Internet analysis company ComScore said in June that about 66 per cent of Singapore's Web users surfed retail sites when they went online.
The most popular e-retailer, with about 23 per cent of these visitors, is United States e-commerce giant Amazon. It sells a wide range of products, from books and DVDs to watches and baby prams.
South Korean e-retailer Giosis Group, which operates Qoo10.sg, is the next most popular, with about 14.7 per cent of all Internet visitors from Singapore.
Over the last three to four years, local e-commerce sites, such as Singapore fashion start-ups Reebonz and Zalora and online grocer RedMart, have emerged.
Overseas e-retailers also market directly to Singapore consumers by offering free shipping. In June, Amazon started offering free shipping to Singapore for purchases above US$125 (S$158). American Apparel ships for free to Singapore for purchases above $100, and British fashion e-retailer Asos ships for free if shoppers select standard delivery, which takes 15 days for goods to arrive.

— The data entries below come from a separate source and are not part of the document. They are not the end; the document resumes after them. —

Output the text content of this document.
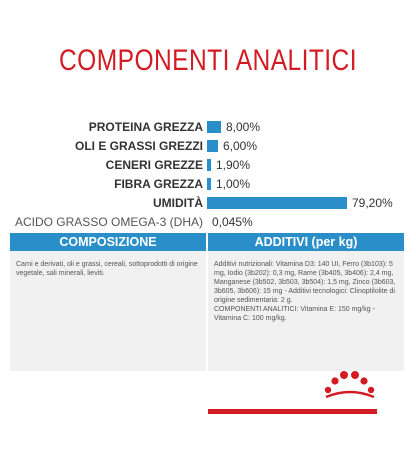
COMPONENTI ANALITICI
PROTEINA GREZZA 8,00%
OLI E GRASSI GREZZI 6,00%
CENERI GREZZE 1,90%
FIBRA GREZZA 1,00%
UMIDITÀ	79,20%
ACIDO GRASSO OMEGA-3 (DHA) 0,045%
COMPOSIZIONE
Carni e derivati, oli e grassi, cereali, sottoprodotti di origine vegetale, sali minerali, lieviti.
ADDITIVI (per kg)
Additivi nutrizionali: Vitamina D3: 140 UI, Ferro (3b103): 5 mg, Iodio (3b202): 0,3 mg, Rame (3b405, 3b406): 2,4 mg, Manganese (3b502, 3b503, 3b504): 1,5 mg, Zinco (3b603, 3b605, 3b606): 15 mg - Additivi tecnologici: Clinoptilolite di origine sedimentaria: 2 g.
COMPONENTI ANALITICI: Vitamina E: 150 mg/kg - Vitamina C: 100 mg/kg.
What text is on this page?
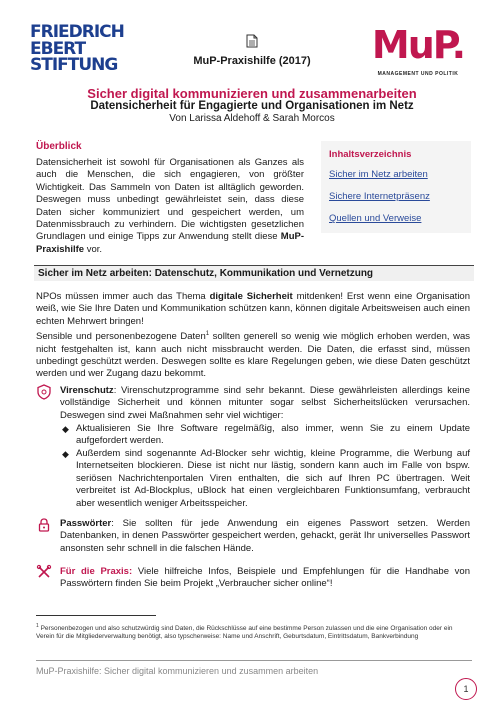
FRIEDRICH
EBERT
STIFTUNG	MuP-Praxishilfe (2017)	MuP.
MANAGEMENT UND POLITIK
Sicher digital kommunizieren und zusammenarbeiten
Datensicherheit für Engagierte und Organisationen im Netz
Von Larissa Aldehoff & Sarah Morcos
Überblick
Datensicherheit ist sowohl für Organisationen als Ganzes als auch die Menschen, die sich engagieren, von größter Wichtigkeit. Das Sammeln von Daten ist alltäglich geworden. Deswegen muss unbedingt gewährleistet sein, dass diese Daten sicher kommuniziert und gespeichert werden, um Datenmissbrauch zu verhindern. Die wichtigsten gesetzlichen Grundlagen und einige Tipps zur Anwendung stellt diese MuP-Praxishilfe vor.
Inhaltsverzeichnis
Sicher im Netz arbeiten
Sichere Internetpräsenz
Quellen und Verweise
Sicher im Netz arbeiten: Datenschutz, Kommunikation und Vernetzung
NPOs müssen immer auch das Thema digitale Sicherheit mitdenken! Erst wenn eine Organisation weiß, wie Sie Ihre Daten und Kommunikation schützen kann, können digitale Arbeitsweisen auch einen echten Mehrwert bringen!
Sensible und personenbezogene Daten$^1$ sollten generell so wenig wie möglich erhoben werden, was nicht festgehalten ist, kann auch nicht missbraucht werden. Die Daten, die erfasst sind, müssen unbedingt geschützt werden. Deswegen sollte es klare Regelungen geben, wie diese Daten geschützt werden und wer Zugang dazu bekommt.
Virenschutz: Virenschutzprogramme sind sehr bekannt. Diese gewährleisten allerdings keine vollständige Sicherheit und können mitunter sogar selbst Sicherheitslücken verursachen. Deswegen sind zwei Maßnahmen sehr viel wichtiger:
◆ Aktualisieren Sie Ihre Software regelmäßig, also immer, wenn Sie zu einem Update aufgefordert werden.
◆ Außerdem sind sogenannte Ad-Blocker sehr wichtig, kleine Programme, die Werbung auf Internetseiten blockieren. Diese ist nicht nur lästig, sondern kann auch im Falle von bspw. seriösen Nachrichtenportalen Viren enthalten, die sich auf Ihren PC übertragen. Weit verbreitet ist Ad-Blockplus, uBlock hat einen vergleichbaren Funktionsumfang, verbraucht aber wesentlich weniger Arbeitsspeicher.
Passwörter: Sie sollten für jede Anwendung ein eigenes Passwort setzen. Werden Datenbanken, in denen Passwörter gespeichert werden, gehackt, gerät Ihr universelles Passwort ansonsten sehr schnell in die falschen Hände.
Für die Praxis: Viele hilfreiche Infos, Beispiele und Empfehlungen für die Handhabe von Passwörtern finden Sie beim Projekt „Verbraucher sicher online“!
$^1$ Personenbezogen und also schutzwürdig sind Daten, die Rückschlüsse auf eine bestimme Person zulassen und die eine Organisation oder ein Verein für die Mitgliederverwaltung benötigt, also typscherweise: Name und Anschrift, Geburtsdatum, Eintrittsdatum, Bankverbindung
MuP-Praxishilfe: Sicher digital kommunizieren und zusammen arbeiten
1
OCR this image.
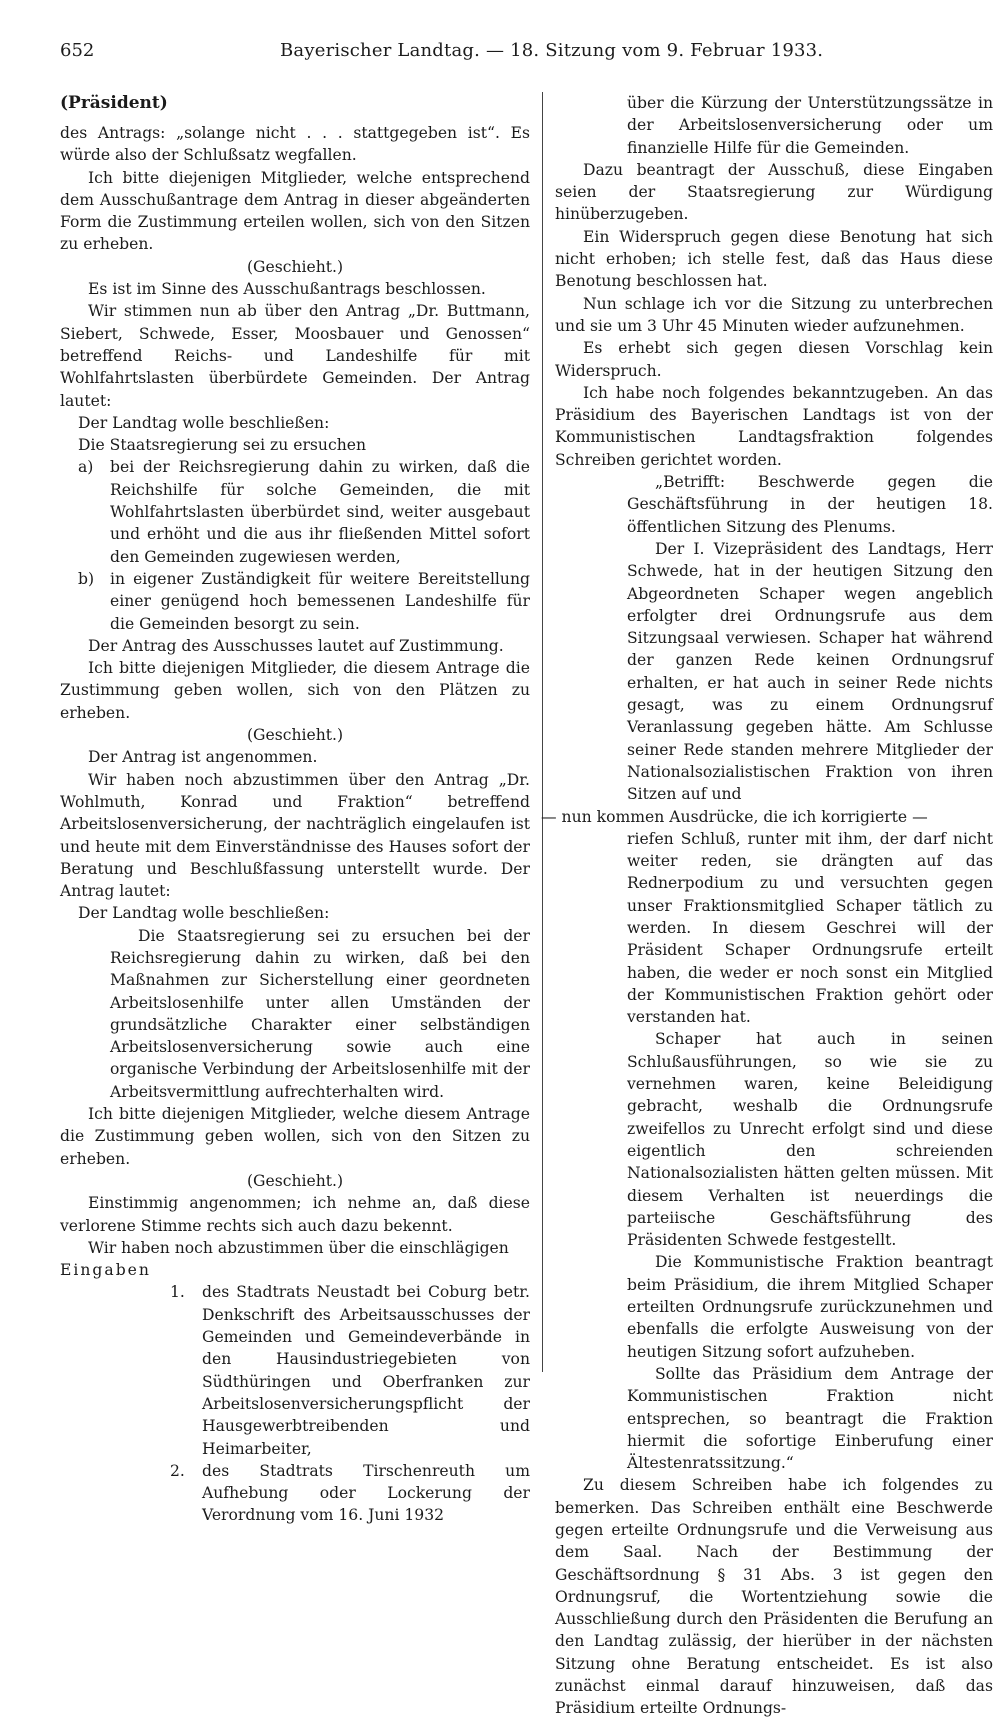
652	Bayerischer Landtag. — 18. Sitzung vom 9. Februar 1933.

(Präsident)

des Antrags: „solange nicht . . . stattgegeben ist“. Es würde also der Schlußsatz wegfallen.

Ich bitte diejenigen Mitglieder, welche entsprechend dem Ausschußantrage dem Antrag in dieser abgeänderten Form die Zustimmung erteilen wollen, sich von den Sitzen zu erheben.

(Geschieht.)

Es ist im Sinne des Ausschußantrags beschlossen.

Wir stimmen nun ab über den Antrag „Dr. Buttmann, Siebert, Schwede, Esser, Moosbauer und Genossen“ betreffend Reichs- und Landeshilfe für mit Wohlfahrtslasten überbürdete Gemeinden. Der Antrag lautet:

Der Landtag wolle beschließen:

Die Staatsregierung sei zu ersuchen

a)	bei der Reichsregierung dahin zu wirken, daß die Reichshilfe für solche Gemeinden, die mit Wohlfahrtslasten überbürdet sind, weiter ausgebaut und erhöht und die aus ihr fließenden Mittel sofort den Gemeinden zugewiesen werden,
b)	in eigener Zuständigkeit für weitere Bereitstellung einer genügend hoch bemessenen Landeshilfe für die Gemeinden besorgt zu sein.

Der Antrag des Ausschusses lautet auf Zustimmung.

Ich bitte diejenigen Mitglieder, die diesem Antrage die Zustimmung geben wollen, sich von den Plätzen zu erheben.

(Geschieht.)

Der Antrag ist angenommen.

Wir haben noch abzustimmen über den Antrag „Dr. Wohlmuth, Konrad und Fraktion“ betreffend Arbeitslosenversicherung, der nachträglich eingelaufen ist und heute mit dem Einverständnisse des Hauses sofort der Beratung und Beschlußfassung unterstellt wurde. Der Antrag lautet:

Der Landtag wolle beschließen:

Die Staatsregierung sei zu ersuchen bei der Reichsregierung dahin zu wirken, daß bei den Maßnahmen zur Sicherstellung einer geordneten Arbeitslosenhilfe unter allen Umständen der grundsätzliche Charakter einer selbständigen Arbeitslosenversicherung sowie auch eine organische Verbindung der Arbeitslosenhilfe mit der Arbeitsvermittlung aufrechterhalten wird.

Ich bitte diejenigen Mitglieder, welche diesem Antrage die Zustimmung geben wollen, sich von den Sitzen zu erheben.

(Geschieht.)

Einstimmig angenommen; ich nehme an, daß diese verlorene Stimme rechts sich auch dazu bekennt.

Wir haben noch abzustimmen über die einschlägigen

Eingaben

1.	des Stadtrats Neustadt bei Coburg betr. Denkschrift des Arbeitsausschusses der Gemeinden und Gemeindeverbände in den Hausindustriegebieten von Südthüringen und Oberfranken zur Arbeitslosenversicherungspflicht der Hausgewerbtreibenden und Heimarbeiter,
2.	des Stadtrats Tirschenreuth um Aufhebung oder Lockerung der Verordnung vom 16. Juni 1932

über die Kürzung der Unterstützungssätze in der Arbeitslosenversicherung oder um finanzielle Hilfe für die Gemeinden.

Dazu beantragt der Ausschuß, diese Eingaben seien der Staatsregierung zur Würdigung hinüberzugeben.

Ein Widerspruch gegen diese Benotung hat sich nicht erhoben; ich stelle fest, daß das Haus diese Benotung beschlossen hat.

Nun schlage ich vor die Sitzung zu unterbrechen und sie um 3 Uhr 45 Minuten wieder aufzunehmen.

Es erhebt sich gegen diesen Vorschlag kein Widerspruch.

Ich habe noch folgendes bekanntzugeben. An das Präsidium des Bayerischen Landtags ist von der Kommunistischen Landtagsfraktion folgendes Schreiben gerichtet worden.

„Betrifft: Beschwerde gegen die Geschäftsführung in der heutigen 18. öffentlichen Sitzung des Plenums.

Der I. Vizepräsident des Landtags, Herr Schwede, hat in der heutigen Sitzung den Abgeordneten Schaper wegen angeblich erfolgter drei Ordnungsrufe aus dem Sitzungsaal verwiesen. Schaper hat während der ganzen Rede keinen Ordnungsruf erhalten, er hat auch in seiner Rede nichts gesagt, was zu einem Ordnungsruf Veranlassung gegeben hätte. Am Schlusse seiner Rede standen mehrere Mitglieder der Nationalsozialistischen Fraktion von ihren Sitzen auf und

— nun kommen Ausdrücke, die ich korrigierte —

riefen Schluß, runter mit ihm, der darf nicht weiter reden, sie drängten auf das Rednerpodium zu und versuchten gegen unser Fraktionsmitglied Schaper tätlich zu werden. In diesem Geschrei will der Präsident Schaper Ordnungsrufe erteilt haben, die weder er noch sonst ein Mitglied der Kommunistischen Fraktion gehört oder verstanden hat.

Schaper hat auch in seinen Schlußausführungen, so wie sie zu vernehmen waren, keine Beleidigung gebracht, weshalb die Ordnungsrufe zweifellos zu Unrecht erfolgt sind und diese eigentlich den schreienden Nationalsozialisten hätten gelten müssen. Mit diesem Verhalten ist neuerdings die parteiische Geschäftsführung des Präsidenten Schwede festgestellt.

Die Kommunistische Fraktion beantragt beim Präsidium, die ihrem Mitglied Schaper erteilten Ordnungsrufe zurückzunehmen und ebenfalls die erfolgte Ausweisung von der heutigen Sitzung sofort aufzuheben.

Sollte das Präsidium dem Antrage der Kommunistischen Fraktion nicht entsprechen, so beantragt die Fraktion hiermit die sofortige Einberufung einer Ältestenratssitzung.“

Zu diesem Schreiben habe ich folgendes zu bemerken. Das Schreiben enthält eine Beschwerde gegen erteilte Ordnungsrufe und die Verweisung aus dem Saal. Nach der Bestimmung der Geschäftsordnung § 31 Abs. 3 ist gegen den Ordnungsruf, die Wortentziehung sowie die Ausschließung durch den Präsidenten die Berufung an den Landtag zulässig, der hierüber in der nächsten Sitzung ohne Beratung entscheidet. Es ist also zunächst einmal darauf hinzuweisen, daß das Präsidium erteilte Ordnungs-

This explosion in online shopping is partly fuelled by the high penetration of Internet-enabled smartphones here. According to the Infocomm Development Authority of Singapore, in 2003, only 17 per cent of Internet users aged 15 years and older were online shoppers. By 2008, when smartphones had hit retail shelves, the number had more than doubled to 36 per cent. In 2011, online shopping had reached 50 per cent.
Mr Patrick Linden, co-founder of local group-buying site deal.com.sg, said: "Mobile is a paradigm shift for online retailers. Our transactions from mobile devices have tripled in the last year. Consumers are now buying stuff like movie tickets on the go."
Management consultancy Accenture describes this major consumer trend as the rise of the "non-stop customer". Its Asean managing director for products Lee Won Joon said retailers have to ensure that they have different sales channels for consumers, both online and offline.
"For example, out-of-stock items should still be made available to customers online," he said. "Exclusive online items can also drive traffic to either channel. Or if a customer buys an item online and wants to return it, he should be able to take it back to a store."
For shoppers, it is not just about the convenience. Ms Yeo Ai Ling, 40, relaxes after a hard day of work as an advertising executive not by heading to the spa or gym but to her computer. Over the last three years, she has been spending about US$500 a month online buying clothes, handbags, handicraft and even a 1.8m cat ladder.
"The outlets are always open and you can buy things that aren't sold here. And they are also cheaper by about 30 per cent to 40 per cent," said Ms Yeo, executive director of Wild Advertising and Marketing.
Even with the shipping costs included, the prices are still lower, she added.